Fig. 4. Visual fields of a patient with partial left lower quadrantanopia secondary to surgery to remove a brain tumor. (A) The visual field of the right eye was similar to that of the left eye (not shown). Note the absolute scotoma near fixation. The fact that this patient had serious difficulties with avoiding obstacles, despite an almost complete field, emphasizes the importance of the near central field. The prisms, by compensating for the scotoma, provided safe mobility. (B) The visual field measured binocularly with the prism correction (40 PD), only in the lower segment, in this case resulted in complete elimination of the scotoma and relief of symptoms.

 

Discussion

This novel method for prism device for hemianopia provides actual field expansion in a convenient and functional format. Fresnel press-on prisms were useful for both the evaluation of the effect and for constant wear. Using the approach in both the upper and lower peripheral fields is effective and provides expansion of much of the peripheral field over a wide field of gaze. The method has been tested with patients with varying conditions and etiologies. It provides relief of symptoms to patients with normal binocular vision who have difficulties due to the hemianopia. Patients with strabismus (especially exotropia) may benefit from blocking of central vision in the eye on the side of the field loss.
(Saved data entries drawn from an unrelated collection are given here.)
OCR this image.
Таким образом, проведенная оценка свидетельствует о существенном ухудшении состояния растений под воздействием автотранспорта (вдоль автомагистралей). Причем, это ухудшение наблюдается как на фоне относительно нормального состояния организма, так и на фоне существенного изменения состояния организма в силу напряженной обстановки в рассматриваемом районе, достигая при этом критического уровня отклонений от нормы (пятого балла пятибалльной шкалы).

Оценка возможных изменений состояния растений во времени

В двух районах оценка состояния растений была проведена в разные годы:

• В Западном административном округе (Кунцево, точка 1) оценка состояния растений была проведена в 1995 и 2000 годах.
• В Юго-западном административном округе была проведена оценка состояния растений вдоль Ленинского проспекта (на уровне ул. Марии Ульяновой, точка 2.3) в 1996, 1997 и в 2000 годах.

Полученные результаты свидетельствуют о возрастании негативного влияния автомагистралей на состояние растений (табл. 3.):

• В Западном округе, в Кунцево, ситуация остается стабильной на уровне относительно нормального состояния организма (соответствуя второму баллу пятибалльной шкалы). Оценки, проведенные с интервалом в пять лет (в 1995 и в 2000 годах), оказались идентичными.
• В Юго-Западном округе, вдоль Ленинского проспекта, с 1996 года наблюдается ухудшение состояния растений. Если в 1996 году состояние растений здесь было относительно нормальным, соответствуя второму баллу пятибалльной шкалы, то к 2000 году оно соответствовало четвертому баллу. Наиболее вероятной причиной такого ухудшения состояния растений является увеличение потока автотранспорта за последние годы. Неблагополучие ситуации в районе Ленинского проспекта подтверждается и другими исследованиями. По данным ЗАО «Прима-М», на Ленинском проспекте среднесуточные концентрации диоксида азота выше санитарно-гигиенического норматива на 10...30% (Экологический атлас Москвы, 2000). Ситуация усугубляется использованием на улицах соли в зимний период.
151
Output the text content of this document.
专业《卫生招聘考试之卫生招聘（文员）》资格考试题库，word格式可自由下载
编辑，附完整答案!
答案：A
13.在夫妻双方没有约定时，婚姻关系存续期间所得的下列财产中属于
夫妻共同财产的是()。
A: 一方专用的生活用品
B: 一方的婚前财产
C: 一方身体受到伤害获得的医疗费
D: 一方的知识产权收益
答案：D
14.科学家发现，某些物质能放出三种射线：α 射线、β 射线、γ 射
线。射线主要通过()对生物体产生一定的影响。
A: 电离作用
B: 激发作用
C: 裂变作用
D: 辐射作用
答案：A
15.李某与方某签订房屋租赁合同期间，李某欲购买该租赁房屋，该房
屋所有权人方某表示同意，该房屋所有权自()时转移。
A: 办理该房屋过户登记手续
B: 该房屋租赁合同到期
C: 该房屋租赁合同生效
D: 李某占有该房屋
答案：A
Future work requires formal evaluation of treated patients in mobility situations to verify the reported effect of increased obstacle avoidance. Proper use of the prism in mobility requires adaptation that will correct for the distorted apparent directions of objects caused by the prism. The existence of such adaptation should be determined and after- effects evaluated. With the prism correction hemianopes may be able to drive more safely. The effects of this correction on driving performance needs evaluation as well, preferably in driving simulators. Because the prisms are used in peripheral vision, even stronger prisms may be useable than the currently available 40 D. Such prisms need to be evaluated.

Acknowledgements

Supported in part by NIH grants EY10285 and EY09597. I thank Dr. T Hedges for referring his patients to me and encouraging me through the development and testing of this method.